De Casteljau for Bounding Boxes

The plan said: subdivide each cubic Bezier until all control points fit within a bounding-box tolerance, then use the control point hull as the bbox.

De Casteljau is the right algorithm for curve rendering and nearest-point computation. It is the wrong algorithm for bounding box calculation.

The correct approach is analytical: the extrema of a cubic Bezier occur at t = 0, t = 1, and the roots of the derivative B'(t) = 0. The derivative of a cubic is a quadratic, so solving it is eight scalar evaluations and a square root. No subdivision loop. No tolerance parameter. No accumulated floating-point error from repeated midpoint splits. Exact.

The de Casteljau approach also had a subtler failure: sub-threshold segments produced by the subdivision loop would then be filtered by a minLen guard downstream, causing bounding boxes to underestimate for curves with steep diagonals (callout tails, logo arcs).

Consecutive Dash Partitioning

The original dash merge algorithm walked the subpath list in order, accumulating a run as long as consecutive subpaths were co-linear and same-color. When the run broke, it emitted a merged segment.

This fails for any PDF that intersperses horizontal dashes with other drawing ops. The dashes that form one logical dashed line are non-adjacent in the operator list. Consecutive partitioning misses them.
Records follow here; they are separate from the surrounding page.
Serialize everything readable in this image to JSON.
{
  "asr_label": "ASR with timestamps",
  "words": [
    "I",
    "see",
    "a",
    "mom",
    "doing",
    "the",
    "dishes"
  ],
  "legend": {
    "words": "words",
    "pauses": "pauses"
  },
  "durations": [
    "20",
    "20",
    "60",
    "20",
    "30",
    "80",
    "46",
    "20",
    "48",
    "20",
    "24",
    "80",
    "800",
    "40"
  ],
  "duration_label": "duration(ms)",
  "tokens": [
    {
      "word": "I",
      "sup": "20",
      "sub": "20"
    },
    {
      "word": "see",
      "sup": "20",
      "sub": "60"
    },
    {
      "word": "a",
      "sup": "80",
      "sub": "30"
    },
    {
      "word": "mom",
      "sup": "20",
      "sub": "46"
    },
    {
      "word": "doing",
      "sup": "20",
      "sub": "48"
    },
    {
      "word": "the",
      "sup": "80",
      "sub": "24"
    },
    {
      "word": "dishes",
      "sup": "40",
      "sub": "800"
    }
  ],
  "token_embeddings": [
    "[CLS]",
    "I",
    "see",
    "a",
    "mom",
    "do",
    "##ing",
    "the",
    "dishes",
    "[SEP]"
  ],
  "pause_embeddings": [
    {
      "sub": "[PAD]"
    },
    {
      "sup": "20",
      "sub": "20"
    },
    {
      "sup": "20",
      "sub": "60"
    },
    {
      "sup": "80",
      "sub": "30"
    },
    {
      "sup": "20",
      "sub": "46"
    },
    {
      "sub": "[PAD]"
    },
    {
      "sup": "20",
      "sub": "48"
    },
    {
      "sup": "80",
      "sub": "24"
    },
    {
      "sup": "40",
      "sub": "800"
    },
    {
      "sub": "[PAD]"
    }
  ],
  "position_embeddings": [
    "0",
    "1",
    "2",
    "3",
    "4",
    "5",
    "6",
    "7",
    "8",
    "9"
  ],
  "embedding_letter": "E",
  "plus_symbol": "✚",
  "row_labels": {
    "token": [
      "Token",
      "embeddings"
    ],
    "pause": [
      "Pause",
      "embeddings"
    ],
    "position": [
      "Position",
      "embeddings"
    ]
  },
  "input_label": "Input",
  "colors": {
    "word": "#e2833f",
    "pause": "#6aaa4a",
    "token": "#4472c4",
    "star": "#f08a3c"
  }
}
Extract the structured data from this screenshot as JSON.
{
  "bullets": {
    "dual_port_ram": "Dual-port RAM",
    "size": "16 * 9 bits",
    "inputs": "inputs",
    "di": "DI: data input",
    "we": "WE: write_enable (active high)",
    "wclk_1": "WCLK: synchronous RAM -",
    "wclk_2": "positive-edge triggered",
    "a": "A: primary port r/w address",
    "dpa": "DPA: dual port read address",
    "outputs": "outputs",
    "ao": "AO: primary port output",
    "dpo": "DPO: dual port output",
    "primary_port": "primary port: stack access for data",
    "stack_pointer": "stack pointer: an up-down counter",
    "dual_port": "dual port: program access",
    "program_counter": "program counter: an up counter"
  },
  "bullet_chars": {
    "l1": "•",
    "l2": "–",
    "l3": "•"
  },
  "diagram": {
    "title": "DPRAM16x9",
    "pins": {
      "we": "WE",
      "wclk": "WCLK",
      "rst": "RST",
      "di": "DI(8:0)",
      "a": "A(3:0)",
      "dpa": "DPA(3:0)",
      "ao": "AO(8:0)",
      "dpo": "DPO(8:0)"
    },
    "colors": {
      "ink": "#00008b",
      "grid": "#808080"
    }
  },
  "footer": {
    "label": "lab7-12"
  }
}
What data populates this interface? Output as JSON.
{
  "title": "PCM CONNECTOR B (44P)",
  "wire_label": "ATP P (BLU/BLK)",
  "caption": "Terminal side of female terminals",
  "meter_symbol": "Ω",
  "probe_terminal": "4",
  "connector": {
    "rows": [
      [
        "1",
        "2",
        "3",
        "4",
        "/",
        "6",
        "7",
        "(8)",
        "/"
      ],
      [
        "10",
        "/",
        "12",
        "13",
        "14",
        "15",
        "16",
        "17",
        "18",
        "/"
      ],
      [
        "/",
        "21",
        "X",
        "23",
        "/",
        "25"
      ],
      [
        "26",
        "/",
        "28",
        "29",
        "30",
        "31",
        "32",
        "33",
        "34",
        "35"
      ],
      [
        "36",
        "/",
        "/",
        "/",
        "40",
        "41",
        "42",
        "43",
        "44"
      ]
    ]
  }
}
The fix: global partition. Group ALL single-segment FREE_PATH subpaths by (strokeColor, round(strokeWidth × 2), orientation, Y-band bucket). Sort each partition by position. Gap-test within partition. This correctly merges all dashes on the same logical line regardless of where they appear in the operator stream.

The strokeWidth bucket was also missing from the original partition key. Collinear lines at the same Y but different widths would have merged into a single segment -- a wide rule absorbing thin hairlines alongside it.


What Survived

The SubpathRecord data structure survived intact: segs[] for line segments in PDF user-space, curves[] for raw cubic control points, closed, filled, strokeWidth, strokeColor, fillColor, constructPathId, ctm, id. Every field earned its place.

The classification scheme (RECT, ROUNDED_RECT, POLYGON, FREE_PATH) survived. The thin rect normalization rule (h < eps collapses to a centered H segment) survived. The reconcile/emit pattern survived.

The curveBboxContrib function I wrote as a replacement is exactly 22 lines and handles all curve shapes including the diagonal ops that would have caused problems under subdivision.


What I Learned

Read your own architecture documents like an adversary before you implement them. I wrote these stress tests before touching any code. The cost was one hour of analysis. The benefit was not discovering these failures mid-implementation when reverting is expensive.

The three failures share a pattern: I reached for a local, elegant-looking solution (shapeId guard at merge time, subdivision, consecutive run detection) when the correct solution required a global view (shape isolation belongs in the upstream emitter, analytical roots are global by definition, global partition covers all adjacency patterns).